Quando comecei minha carreira profissional, os valores pessoais eram pouco estimados no mundo empresarial. Havia um acordo tácito entre empregadores e empregados: da porta para dentro, a empresa definia o que era certo e errado, e isso não estava em discussão. O colaborador que lutasse. Lembro do alerta constrangido do meu primeiro empregador: se eu quisesse “vencer” na empresa, deveria deixar os meus valores do lado de fora. Zeloso, ele queria, no fundo, proteger-me de frustrações em relação a atitudes nem sempre muito éticas que a empresa, segundo ele, era “forçada” a tomar para se “manter no mercado.” Recomendou que eu aceitasse as “regras” sem julgá-las, ou não esquentaria cadeira na organização. Não esquentei mesmo. Meus valores éticos nãos se afinavam com os daquela companhia. E ela não fazia nenhum esforço para criar afinidade. Outros tempos. Tempos inglórios.

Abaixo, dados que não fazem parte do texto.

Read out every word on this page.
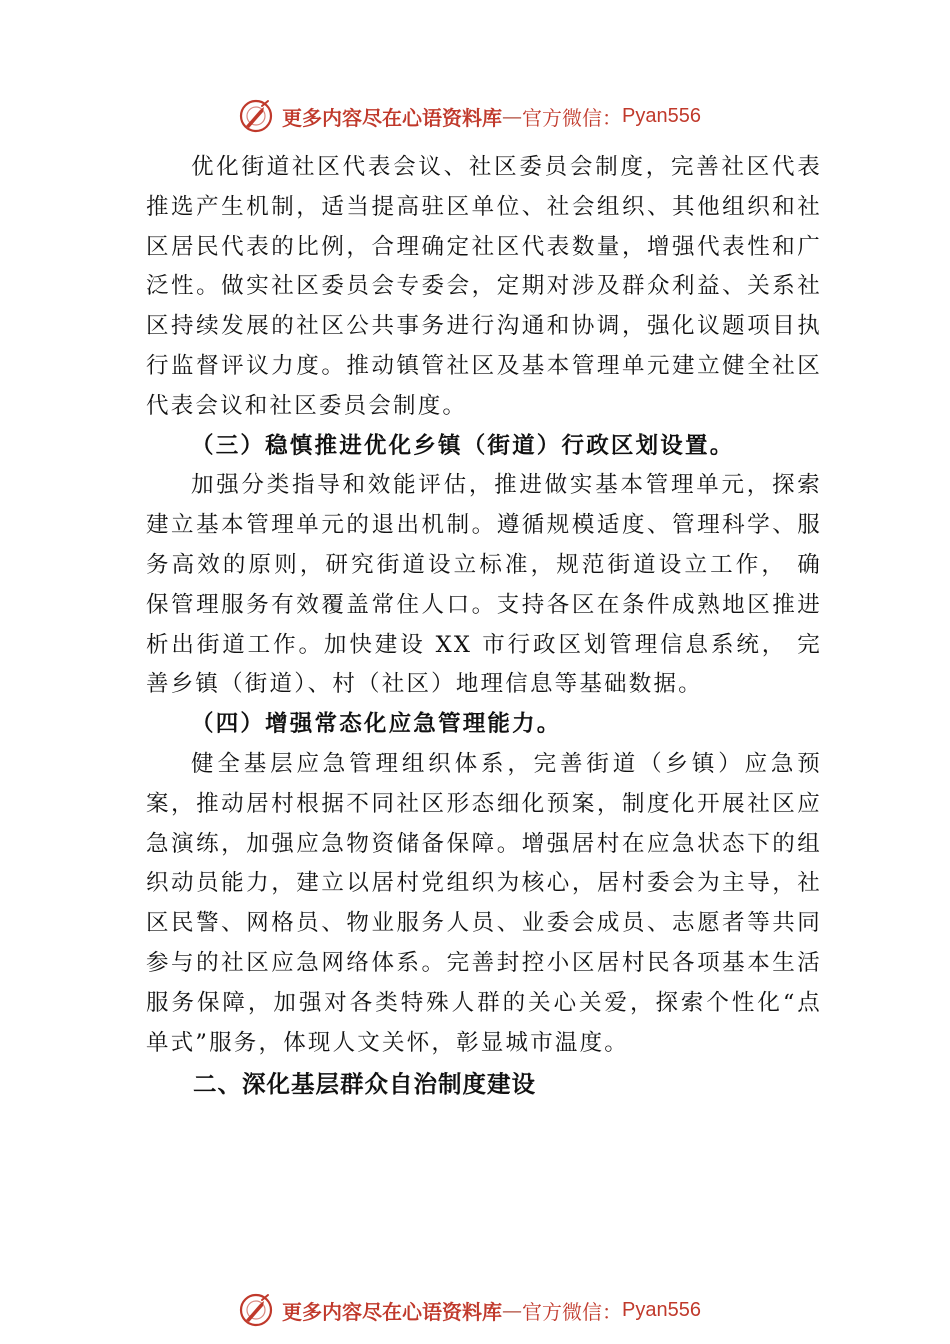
更多内容尽在心语资料库 — 官方微信： Pyan556

优化街道社区代表会议、社区委员会制度，完善社区代表推选产生机制，适当提高驻区单位、社会组织、其他组织和社区居民代表的比例，合理确定社区代表数量，增强代表性和广泛性。做实社区委员会专委会，定期对涉及群众利益、关系社区持续发展的社区公共事务进行沟通和协调，强化议题项目执行监督评议力度。推动镇管社区及基本管理单元建立健全社区代表会议和社区委员会制度。

（三）稳慎推进优化乡镇（街道）行政区划设置。

加强分类指导和效能评估，推进做实基本管理单元，探索建立基本管理单元的退出机制。遵循规模适度、管理科学、服务高效的原则，研究街道设立标准，规范街道设立工作， 确保管理服务有效覆盖常住人口。支持各区在条件成熟地区推进析出街道工作。加快建设 XX 市行政区划管理信息系统， 完善乡镇（街道）、村（社区）地理信息等基础数据。

（四）增强常态化应急管理能力。

健全基层应急管理组织体系，完善街道（乡镇）应急预案，推动居村根据不同社区形态细化预案，制度化开展社区应急演练，加强应急物资储备保障。增强居村在应急状态下的组织动员能力，建立以居村党组织为核心，居村委会为主导，社区民警、网格员、物业服务人员、业委会成员、志愿者等共同参与的社区应急网络体系。完善封控小区居村民各项基本生活服务保障，加强对各类特殊人群的关心关爱，探索个性化“点单式”服务，体现人文关怀，彰显城市温度。

二、深化基层群众自治制度建设

更多内容尽在心语资料库 — 官方微信： Pyan556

Corte rápido: três décadas depois, as empresas me contratam na Ideia Sustentável para dizer aos seus jovens líderes que não só respeitam os seus valores pessoais como desejam ser um veículo para convertê-los em propósito, melhores vínculos, relações e negócios. Hoje, mais do que em épocas passadas, escolhem os seus colaboradores conforme a compatibilidade com os seus valores, não por acaso, cada vez mais permeados por crenças do universo ESG. Parece ao mesmo tempo ingênuo e calculista. Prefiro enxergar como uma evolução na ordem das coisas.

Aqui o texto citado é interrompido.